Growing up in a Black Baptist family in Texas, I constantly wished for the opportunity to have meaningful, comprehensive conversations about sex and sexuality in my community.
The federal government and many states across the country, including Texas, do not mandate that schools teach sex education. In many of these states, schools that opt-in to teach sex education must stress abstinence as the preferred means of birth control, devoting more attention to promoting abstinence than arming students with important information about their health and sexuality.
The state of culturally responsive and informative sex-ed was discouraging when I was in high school. I did not believe that it could get worse, but it did.
This past year we have seen a rise in attacks on access to critical information that helps students grow into healthy, well-rounded, and informed adults.
We’ve seen it with white parents pushing to limit education on racism under the guise of protecting young people and family values, we saw Texas Gov. Greg Abbott insinuating that information on sex and sexuality is harmful sexual material, and this month, Florida Gov. Ron DeSantis supported a bill that would prohibit talking about gender identity and sexuality in schools, calling conversations on these topics “entirely inappropriate.” According to GLSEN, the school climates in both Florida and Texas are not safe for most LGBTQ students.
Education has become so stigmatized that educators are intentionally ignoring discussions about LGBTQ relationships and other issues vital to young men that have sex with men (YMSM). Missing out on these conversations is damaging to young queer people, especially those in the Black and Latine communities.
Unlike our white and straight counterparts, Black and brown YMSM are often invalidated by the education systems, which can have long term impacts on our health and development. My educational institutions have not created spaces for me to be taught about HIV prevention and YMSM interactions, even though young people ages 15-24 accounted for almost half of the 26 million new STIs in 2018.
The statistics get even worse for young people with intersecting identities; in 2011, Black YMSM accounted for 58 percent of HIV diagnoses among those 13-24. Latine YMSM accounted for 20%.
A 2021 survey by The Trevor Project found that 42 percent of the 35,000 LGBTQ youth surveyed seriously considered attempting suicide last year, and of that number, 21 percent of Black youth and 18 percent of Latine youth seriously considered attempting suicide.
Young people desperately need safe spaces to address topics specific to Black and Latino YMSM including cultural and social norms, relationship dynamics, the impact of racism and homophobia, and HIV and STI risk.
Despite these alarming numbers, politicians across the country and in my home state of Texas are working overtime to silence conversations about sexuality, sex, and race, making it even harder for today’s young people to grow into physically and mentally healthy, informed adults.

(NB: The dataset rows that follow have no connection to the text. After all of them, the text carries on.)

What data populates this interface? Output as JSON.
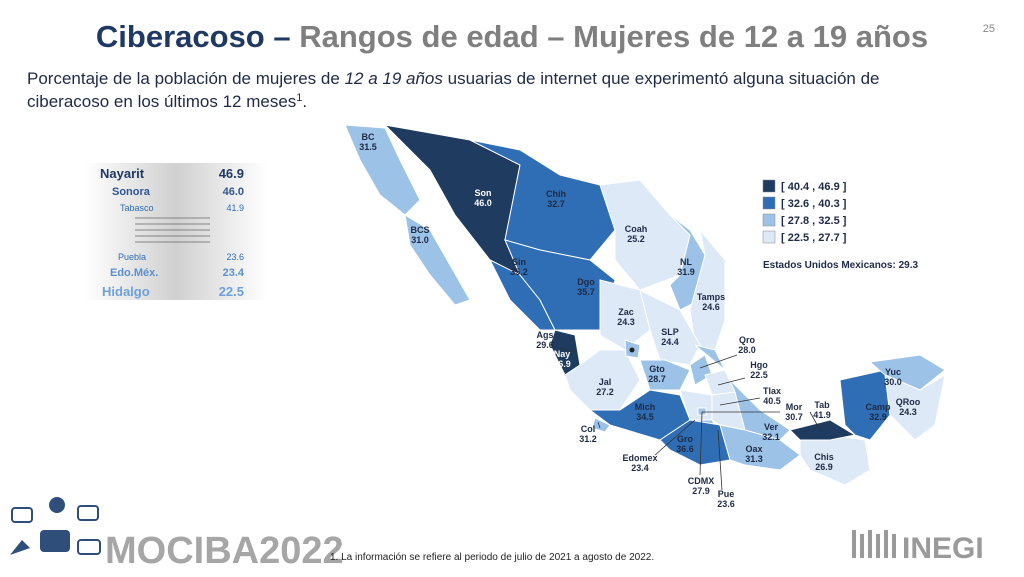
{
  "page_number": "25",
  "title": {
    "lead": "Ciberacoso –",
    "rest": "Rangos de edad – Mujeres de 12 a 19 años"
  },
  "subtitle": {
    "part1": "Porcentaje de la población de mujeres de",
    "italic": "12 a 19 años",
    "part2": "usuarias de internet que experimentó alguna situación de",
    "line2": "ciberacoso en los últimos 12 meses",
    "sup": "1",
    "end": "."
  },
  "ranking": [
    {
      "name": "Nayarit",
      "value": "46.9"
    },
    {
      "name": "Sonora",
      "value": "46.0"
    },
    {
      "name": "Tabasco",
      "value": "41.9"
    },
    {
      "name": "Puebla",
      "value": "23.6"
    },
    {
      "name": "Edo.Méx.",
      "value": "23.4"
    },
    {
      "name": "Hidalgo",
      "value": "22.5"
    }
  ],
  "legend": [
    {
      "label": "[ 40.4 , 46.9 ]",
      "color": "#1f3b60"
    },
    {
      "label": "[ 32.6 , 40.3 ]",
      "color": "#2f6db5"
    },
    {
      "label": "[ 27.8 , 32.5 ]",
      "color": "#9cc2e8"
    },
    {
      "label": "[ 22.5 , 27.7 ]",
      "color": "#dde9f6"
    }
  ],
  "national": {
    "label": "Estados Unidos Mexicanos:",
    "value": "29.3"
  },
  "states": [
    {
      "abbr": "BC",
      "value": "31.5"
    },
    {
      "abbr": "BCS",
      "value": "31.0"
    },
    {
      "abbr": "Son",
      "value": "46.0"
    },
    {
      "abbr": "Chih",
      "value": "32.7"
    },
    {
      "abbr": "Coah",
      "value": "25.2"
    },
    {
      "abbr": "NL",
      "value": "31.9"
    },
    {
      "abbr": "Tamps",
      "value": "24.6"
    },
    {
      "abbr": "Sin",
      "value": "35.2"
    },
    {
      "abbr": "Dgo",
      "value": "35.7"
    },
    {
      "abbr": "Zac",
      "value": "24.3"
    },
    {
      "abbr": "SLP",
      "value": "24.4"
    },
    {
      "abbr": "Ags",
      "value": "29.6"
    },
    {
      "abbr": "Nay",
      "value": "46.9"
    },
    {
      "abbr": "Jal",
      "value": "27.2"
    },
    {
      "abbr": "Qro",
      "value": "28.0"
    },
    {
      "abbr": "Gto",
      "value": "28.7"
    },
    {
      "abbr": "Hgo",
      "value": "22.5"
    },
    {
      "abbr": "Tlax",
      "value": "40.5"
    },
    {
      "abbr": "Mich",
      "value": "34.5"
    },
    {
      "abbr": "Mor",
      "value": "30.7"
    },
    {
      "abbr": "Tab",
      "value": "41.9"
    },
    {
      "abbr": "Camp",
      "value": "32.9"
    },
    {
      "abbr": "Yuc",
      "value": "30.0"
    },
    {
      "abbr": "QRoo",
      "value": "24.3"
    },
    {
      "abbr": "Col",
      "value": "31.2"
    },
    {
      "abbr": "Ver",
      "value": "32.1"
    },
    {
      "abbr": "Gro",
      "value": "36.6"
    },
    {
      "abbr": "Oax",
      "value": "31.3"
    },
    {
      "abbr": "Chis",
      "value": "26.9"
    },
    {
      "abbr": "Edomex",
      "value": "23.4"
    },
    {
      "abbr": "CDMX",
      "value": "27.9"
    },
    {
      "abbr": "Pue",
      "value": "23.6"
    }
  ],
  "footnote": "1. La información se refiere al periodo de julio de 2021 a agosto de 2022.",
  "brand": "MOCIBA2022",
  "logo": "INEGI"
}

The current campaign to silence conversations around LGBTQ issues and race is growing and the fight for sexual equity and fair educational opportunities for LGBTQ youth, particularly for those in marginalized communities, needs to be just as intense.

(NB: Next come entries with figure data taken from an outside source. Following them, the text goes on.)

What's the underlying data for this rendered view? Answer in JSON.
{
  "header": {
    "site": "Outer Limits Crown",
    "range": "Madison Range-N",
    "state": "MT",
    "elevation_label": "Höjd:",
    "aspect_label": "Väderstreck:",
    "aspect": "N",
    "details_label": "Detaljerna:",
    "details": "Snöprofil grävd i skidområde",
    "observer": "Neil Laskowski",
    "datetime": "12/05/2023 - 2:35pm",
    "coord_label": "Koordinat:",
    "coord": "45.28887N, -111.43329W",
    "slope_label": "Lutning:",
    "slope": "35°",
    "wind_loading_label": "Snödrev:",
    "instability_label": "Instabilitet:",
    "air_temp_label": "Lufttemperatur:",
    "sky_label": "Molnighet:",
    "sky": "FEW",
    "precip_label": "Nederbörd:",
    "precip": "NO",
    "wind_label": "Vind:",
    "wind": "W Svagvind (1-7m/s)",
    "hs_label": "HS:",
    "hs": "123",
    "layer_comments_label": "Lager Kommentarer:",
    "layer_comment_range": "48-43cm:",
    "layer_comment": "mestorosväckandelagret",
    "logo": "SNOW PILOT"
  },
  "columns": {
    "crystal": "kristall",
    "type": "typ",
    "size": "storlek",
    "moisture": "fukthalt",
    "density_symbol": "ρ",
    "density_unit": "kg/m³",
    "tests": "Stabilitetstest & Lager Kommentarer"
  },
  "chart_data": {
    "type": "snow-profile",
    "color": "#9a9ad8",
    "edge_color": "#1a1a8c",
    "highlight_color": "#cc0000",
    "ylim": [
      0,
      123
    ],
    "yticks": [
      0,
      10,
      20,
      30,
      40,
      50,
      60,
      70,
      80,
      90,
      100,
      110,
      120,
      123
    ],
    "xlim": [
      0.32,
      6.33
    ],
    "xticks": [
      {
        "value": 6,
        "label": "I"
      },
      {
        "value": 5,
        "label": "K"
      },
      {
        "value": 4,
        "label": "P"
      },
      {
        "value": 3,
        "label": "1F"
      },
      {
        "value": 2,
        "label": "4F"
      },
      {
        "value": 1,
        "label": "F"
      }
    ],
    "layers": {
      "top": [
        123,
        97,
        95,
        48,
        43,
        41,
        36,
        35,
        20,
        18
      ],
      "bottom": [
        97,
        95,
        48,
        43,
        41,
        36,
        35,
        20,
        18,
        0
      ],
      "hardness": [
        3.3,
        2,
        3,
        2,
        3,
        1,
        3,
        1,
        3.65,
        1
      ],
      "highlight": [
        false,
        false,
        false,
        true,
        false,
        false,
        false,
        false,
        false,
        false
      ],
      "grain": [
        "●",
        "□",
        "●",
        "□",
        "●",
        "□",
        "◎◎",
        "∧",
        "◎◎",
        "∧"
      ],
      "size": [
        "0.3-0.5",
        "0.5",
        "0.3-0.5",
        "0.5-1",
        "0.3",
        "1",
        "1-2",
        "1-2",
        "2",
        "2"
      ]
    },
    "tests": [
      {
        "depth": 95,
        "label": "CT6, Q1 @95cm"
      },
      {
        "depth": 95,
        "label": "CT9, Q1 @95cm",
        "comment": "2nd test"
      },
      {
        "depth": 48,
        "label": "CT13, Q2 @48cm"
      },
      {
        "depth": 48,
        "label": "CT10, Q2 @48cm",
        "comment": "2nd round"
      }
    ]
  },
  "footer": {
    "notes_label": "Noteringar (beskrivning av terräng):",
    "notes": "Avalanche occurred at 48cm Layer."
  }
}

That is why I helped develop Advocates for Youth’s Get Your Life (GYL) program, a group-based HIV prevention curriculum designed for Black and Latino YMSM ages 14-19 years old.
The workshops are a space to build community, make friends and develop skills to navigate sexual health. Additionally, the program increases YMSM’s awareness of how cultural, social, and religious norms interact with HIV and sexual relationship dynamics.
The sessions offer much-needed conversations on positive self-image and partner communication skills. Through the expert-backed guide, GYL increases participants’ confidence and knowledge about HIV prevention, treatment, and PrEP. This program has allowed me to explore my identity through a culturally responsive and sex-positive lens and has been instrumental in breaking down the egregious influences racism and homophobia have had on me.
Black YMSM face increased disparities and we need spaces that allow LGBTQ youth of color to learn about and discuss the influence of racism and homophobia on HIV risk. Especially within a society that is increasingly labeling our identities as divisive and inappropriate for young people, young people who feel scared or alone because of these legislative attacks deserve to know they have a community to help them navigate STI prevention and YMSM interactions.
The best thing that our community can do to support Black YMSM is to uplift resources such as GYL, share non-stigmatizing messages about HIV prevention, treatment, and care— and most importantly, trust us when we tell you what we need.
Jaden Turner-Oliphant is a senior studying Political Science at Sewanee: The University of the South. He is a member of Advocates for Youth’s Youth Resource Leadership Program.